Dana King

Honorary Degrees
 
 

California State University, East Bay

​Dana King is a distinguished journalist, artist and sculptor whose contributions have enriched California State University, East Bay, the broader East Bay region, California and the country. Born in Cleveland, Ohio, Ms. King graduated from Ferris State University in Grand Rapids, Michigan, with a degree in marketing. After co-anchoring the debut of Good Morning America's Sunday edition and reporting for the CBS Morning News, she  joined San Francisco's KPIX as its co-anchor for the evening news.

During her career as a broadcast journalist, she received two Edward R. Murrow awards and five local Emmy awards. Now a nationally recognized artist, Ms. King has received commissions from institutions across the United States – from Montgomery, Alabama to Oakland, California. Though she began her career behind the desk, she has traveled all over the world and earned an Emmy for her reporting on the aftermath of Hurricane Mitch in Honduras. In 2005, she won her another Emmy for her story on the anniversary of the genocide in Rwanda.   

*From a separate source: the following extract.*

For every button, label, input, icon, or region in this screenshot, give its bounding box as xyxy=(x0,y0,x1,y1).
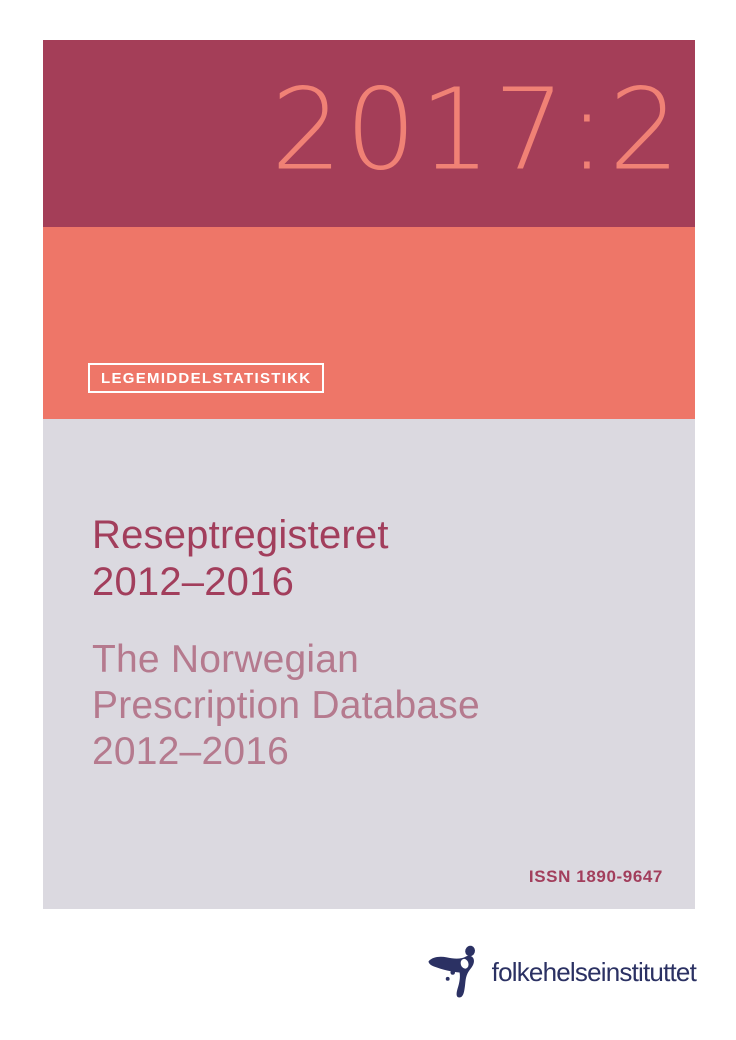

Ms. King retired from journalism in 2012 in order to focus on her art, finding in sculpture another effective storytelling medium. In 2018, the Equal Justice Initiative commissioned a piece to be displayed at the National Memorial for Peace and Justice in Montgomery, Alabama. The sculpture is a representation of the women who led and sustained the Montgomery bus boycott.

Ms. King's public sculptures have highlighted notable figures such as the Honorable William Byron Rumford, the first African American elected to the California State Legislature, William Lanson, a formerly enslaved Black man who fought for voting rights and expanded economic opportunities in Connecticut, and Dr. Huey P. Newton, co-founder of the Black Panther Party.

Currently she serves on the Board of Trustees for the Oakland Museum of California. Since 2013, she has been a member of the museum's community engagement task force on issues of diversity, equity, inclusion and access. She also helped cofound See Black Womxn, which centers and promotes the efforts of Black women artists and activists.   

In recognition of her career in journalism and successful transition into a professional career of storytelling through sculpture, the Board of Trustees of the California State University and California State University, East Bay are proud to confer upon Dana King the honorary degree of Doctor of Humane Letters.